More than a decade and a cross-country move home later, Levy uncovered her passion for investigating claims of wrongful conviction and miscarriages of justice. She worked at Crown Counsel's Victoria office and at a law firm before beginning to teach at UBC in 2004. Through teaching topics such as advanced evidence, she started learning about wrongful convictions and the Innocence Project. She co-founded the UBC Innocence Project in 2007, and has served as the program’s director for more than a decade.
“Working with the project gives us the opportunity at UBC to raise public awareness about the unique challenges in Canada. We’re the only Innocence Project west of Ontario and one of only four in Canada that’s affiliated with a law school, so I think we have a very unique opportunity at UBC that you won’t get at many law schools across the country,” Levy said, adding that many students who have gone through the program have called it the most meaningful experience they had in law school.
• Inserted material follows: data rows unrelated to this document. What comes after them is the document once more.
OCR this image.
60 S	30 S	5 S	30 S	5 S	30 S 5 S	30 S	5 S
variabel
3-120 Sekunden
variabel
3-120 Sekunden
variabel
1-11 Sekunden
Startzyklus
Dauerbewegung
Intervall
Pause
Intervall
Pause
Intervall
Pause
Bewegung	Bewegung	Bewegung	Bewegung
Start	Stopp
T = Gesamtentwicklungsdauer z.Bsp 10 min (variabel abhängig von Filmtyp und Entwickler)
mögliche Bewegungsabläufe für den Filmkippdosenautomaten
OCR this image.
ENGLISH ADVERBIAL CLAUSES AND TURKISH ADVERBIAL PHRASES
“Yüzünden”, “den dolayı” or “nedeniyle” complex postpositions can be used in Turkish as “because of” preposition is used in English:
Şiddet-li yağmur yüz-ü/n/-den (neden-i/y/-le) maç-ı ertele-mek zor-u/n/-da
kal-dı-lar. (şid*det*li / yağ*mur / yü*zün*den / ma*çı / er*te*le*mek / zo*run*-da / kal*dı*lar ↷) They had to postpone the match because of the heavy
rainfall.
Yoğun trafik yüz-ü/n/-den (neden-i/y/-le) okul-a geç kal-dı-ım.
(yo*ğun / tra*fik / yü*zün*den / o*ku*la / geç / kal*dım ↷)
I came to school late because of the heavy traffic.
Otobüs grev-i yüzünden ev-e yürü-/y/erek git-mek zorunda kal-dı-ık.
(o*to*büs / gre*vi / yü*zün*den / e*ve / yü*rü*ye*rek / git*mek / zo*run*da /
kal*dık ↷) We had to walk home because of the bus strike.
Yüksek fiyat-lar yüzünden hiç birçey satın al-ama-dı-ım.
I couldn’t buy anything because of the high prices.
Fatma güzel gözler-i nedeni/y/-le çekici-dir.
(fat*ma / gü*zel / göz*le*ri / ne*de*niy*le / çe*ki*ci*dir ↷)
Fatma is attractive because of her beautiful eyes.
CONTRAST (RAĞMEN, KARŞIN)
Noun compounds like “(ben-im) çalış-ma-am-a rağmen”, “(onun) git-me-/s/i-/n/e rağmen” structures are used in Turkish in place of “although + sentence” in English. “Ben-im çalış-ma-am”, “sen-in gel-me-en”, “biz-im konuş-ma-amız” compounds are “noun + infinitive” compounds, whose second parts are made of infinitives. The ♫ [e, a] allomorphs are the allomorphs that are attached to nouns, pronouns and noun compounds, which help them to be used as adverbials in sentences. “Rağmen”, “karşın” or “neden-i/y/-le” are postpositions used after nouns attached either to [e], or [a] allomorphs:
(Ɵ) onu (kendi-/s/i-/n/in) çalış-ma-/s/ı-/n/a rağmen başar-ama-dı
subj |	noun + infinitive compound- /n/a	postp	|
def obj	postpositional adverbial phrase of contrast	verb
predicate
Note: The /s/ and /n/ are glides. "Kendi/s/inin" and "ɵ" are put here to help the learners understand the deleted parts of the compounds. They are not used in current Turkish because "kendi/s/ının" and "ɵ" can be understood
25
“It’s a wonderful learning opportunity for the students and one in which they gain really important skills that they can take with them whether they’re going into criminal law or other areas of the law.”
Since then, Levy has co-founded the Criminal Defence Advocacy Society (CDAS), a network of lawyers that advocates for legal reform in criminal law and provides support and mentorship for young counsel in the field.
“CDAS has done some great work over the last five years and we’re really excited to see what we can do going forward,” she said.
Levy has also been involved with the Trial Lawyers Association of BC, the Canadian Bar Association BC Branch, and the Continuing Legal Education Society of BC in a variety of speaker and conference chair roles. Her accomplishments were recognized with the Queen’s Counsel designation in 2017.
Citing former Chief Justice Beverley McLachlin, Levy said criminal law remains a human endeavour in which mistakes, however infrequent, are bound to happen. This is what motivates her to keep working in the field.
“Generally, once people go to prison they just want to do their time and get out. They admit their guilt and they move forward. But, on rare occasions, people maintain their innocence, and fight for the truth to come to light and continue fighting sometimes when they get out of prison,” she said. “I’ll be satisfied as long as I feel that we have done everything we can to get to the truth in those cases.”